Lure Coursing, meanwhile, is a basic mini-game where you wind a lure with the stylus to tempt your pup across an obstacle course, and there's also a self-explanatory frisbee competition. They start off simple, but there are five difficulty levels that will take at least a couple of weeks to get through. Working your way through them is the only way to earn money for more stuff, so you'll need to practice fetch in the park or head to the gym for agility training whilst out on walks.
After a while you'll be able to afford a second pet – you can have up to three at a time – at which point you finally have the option to own a cat. The bad news for cat people is that the kittens in Nintendogs + Cats are strictly a sideshow. You can't teach them tricks, or take them out on walks, or enter them in competitions. They don't even bother responding to their names. I spent days saving up Albert's meagre competition winnings to afford a kitten, and then she basically ignored me, inevitably choosing to sun herself on the windowsill rather than play with any of the things I tempted her with. (This is, of course, entirely realistic.)
There's no sense of obligation to Nintendogs, which is definitely a good thing, but then there's no sense of purpose either. You can only enter each competition twice per day, which means that you can only really play for about 40 minutes a day before you run out of things to do.
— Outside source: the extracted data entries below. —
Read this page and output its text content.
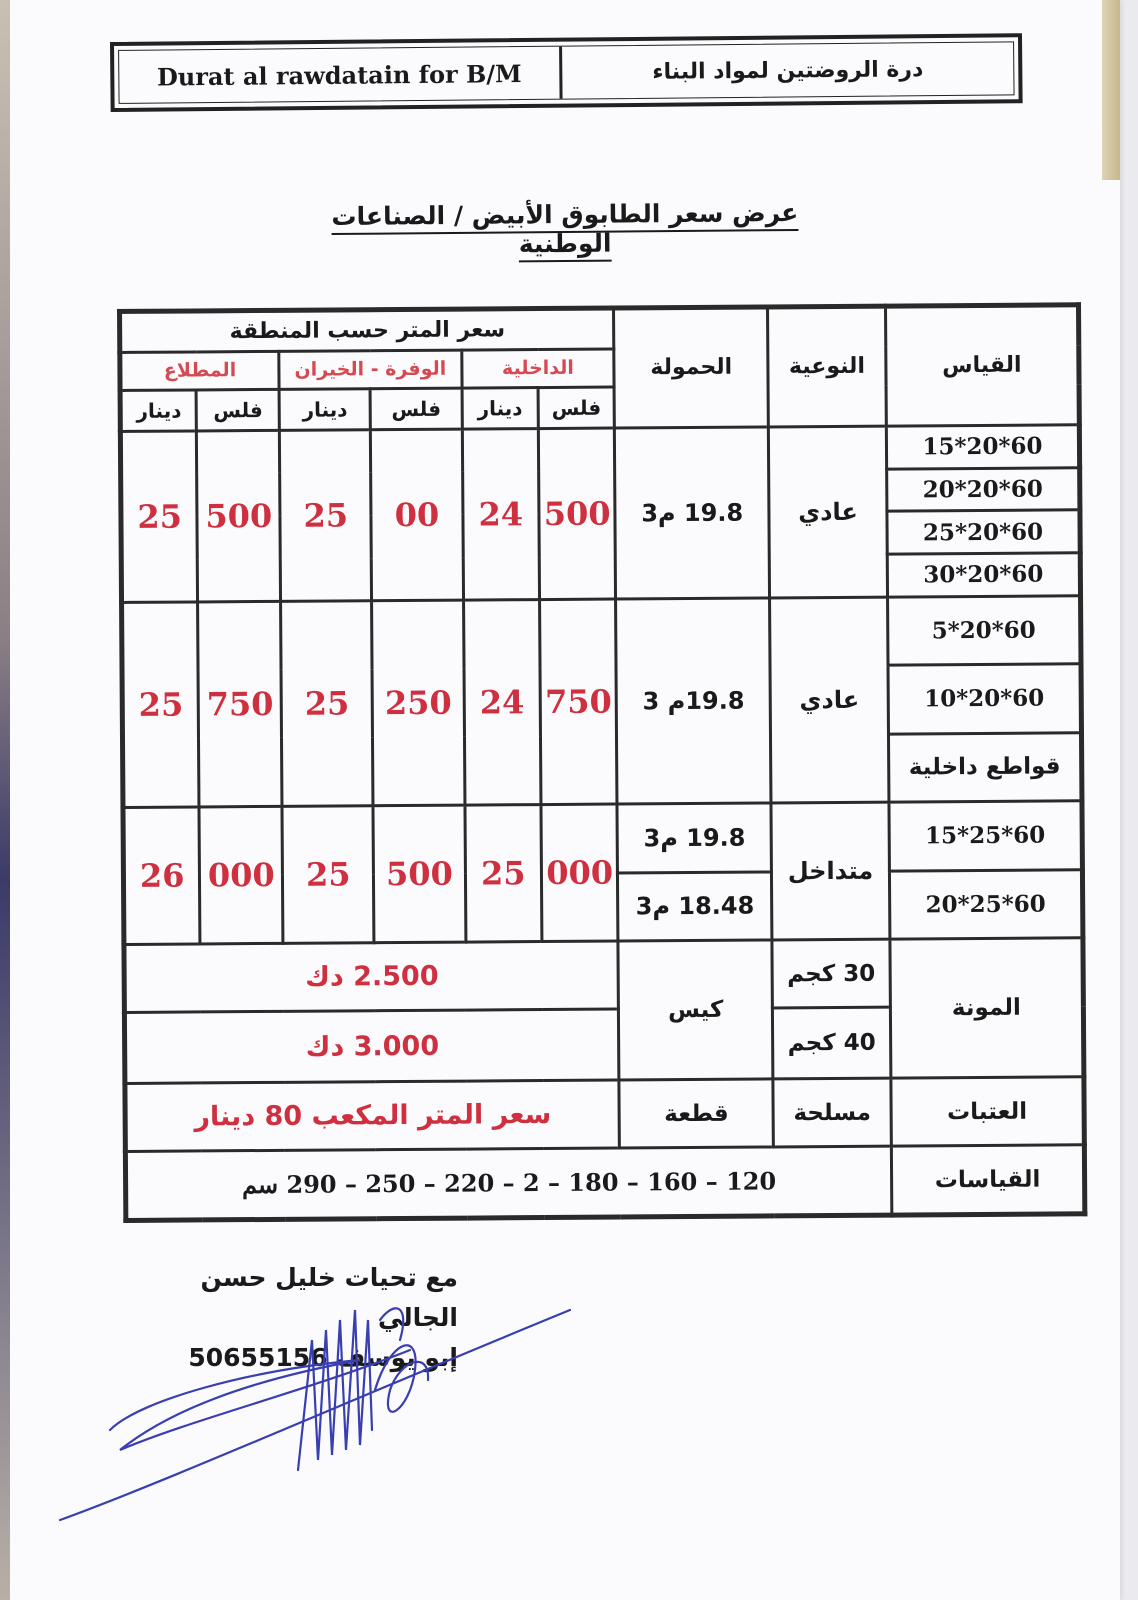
Durat al rawdatain for B/M	درة الروضتين لمواد البناء
عرض سعر الطابوق الأبيض / الصناعات الوطنية
القياس	النوعية	الحمولة	سعر المتر حسب المنطقة					
			الداخلية		الوفرة - الخيران		المطلاع	
			فلس	دينار	فلس	دينار	فلس	دينار
15*20*60	عادي	19.8 م3	500	24	00	25	500	25
20*20*60								
25*20*60								
30*20*60								
5*20*60	عادي	19.8م 3	750	24	250	25	750	25
10*20*60								
قواطع داخلية								
15*25*60	متداخل	19.8 م3	000	25	500	25	000	26
20*25*60		18.48 م3						
المونة	30 كجم	كيس	2.500 دك					
	40 كجم		3.000 دك					
العتبات	مسلحة	قطعة	سعر المتر المكعب 80 دينار					
القياسات	120 – 160 – 180 – 2 – 220 – 250 – 290 سم							
مع تحيات خليل حسن الجالي
إبو يوسف 50655156
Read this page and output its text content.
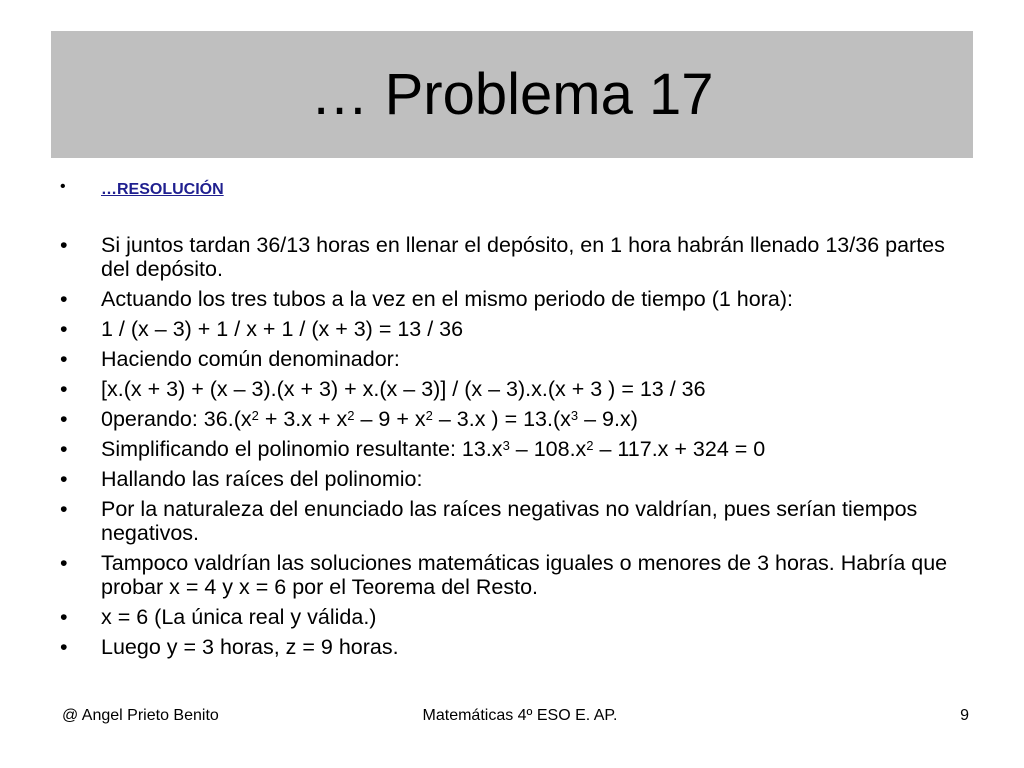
… Problema 17
•	…RESOLUCIÓN
•	Si juntos tardan 36/13 horas en llenar el depósito, en 1 hora habrán llenado 13/36 partes del depósito.
•	Actuando los tres tubos a la vez en el mismo periodo de tiempo (1 hora):
•	1 / (x – 3) + 1 / x + 1 / (x + 3) = 13 / 36
•	Haciendo común denominador:
•	[x.(x + 3) + (x – 3).(x + 3) + x.(x – 3)] / (x – 3).x.(x + 3 ) = 13 / 36
•	0perando: $36.(x^2 + 3.x + x^2 - 9 + x^2 - 3.x$ ) = $13.(x^3 - 9.x)$
•	Simplificando el polinomio resultante: $13.x^3 - 108.x^2 - 117.x + 324 = 0$
•	Hallando las raíces del polinomio:
•	Por la naturaleza del enunciado las raíces negativas no valdrían, pues serían tiempos negativos.
•	Tampoco valdrían las soluciones matemáticas iguales o menores de 3 horas. Habría que probar x = 4 y x = 6 por el Teorema del Resto.
•	x = 6 (La única real y válida.)
•	Luego y = 3 horas, z = 9 horas.
@ Angel Prieto Benito	Matemáticas 4º ESO E. AP.	9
It's obviously not a game designed for intensive hours-long sessions, but it doesn't do quite enough to sustain your interest beyond the first week or so.
In previous Nintendogs games, for instance, you could find random presents whilst out on walks. These remain in Nintendogs + Cats, but instead of new items you get junk like sticks and plastic bottles, which can eventually be traded in for toys. It's much less immediately rewarding. Without that element of random chance, Nintendogs + Cats doesn't have the Animal Crossing-esque collector's compulsiveness of its predecessor.
It does have some super comedy hats and wigs, though. And as someone who was once a nine-year-old girl, I understand that there's a large section of Nintendogs' audience for whom the slim entertainment pickings on offer will be entirely sufficient. Who cares if it doesn't really go anywhere when it's this lovable right from the off?
Nintendogs + Cats is gentle, sweet, calming and very, very slight. It does what it sets out to do with perfect efficiency, targeting the brain's fragile cuteness receptors with merciless precision. It is a game constructed of gentle routine punctuated by organic, unexpected moments, never demanding much from you in return for its simple, innocent pleasures. It's exactly what you expect, then – but that's certainly no bad thing.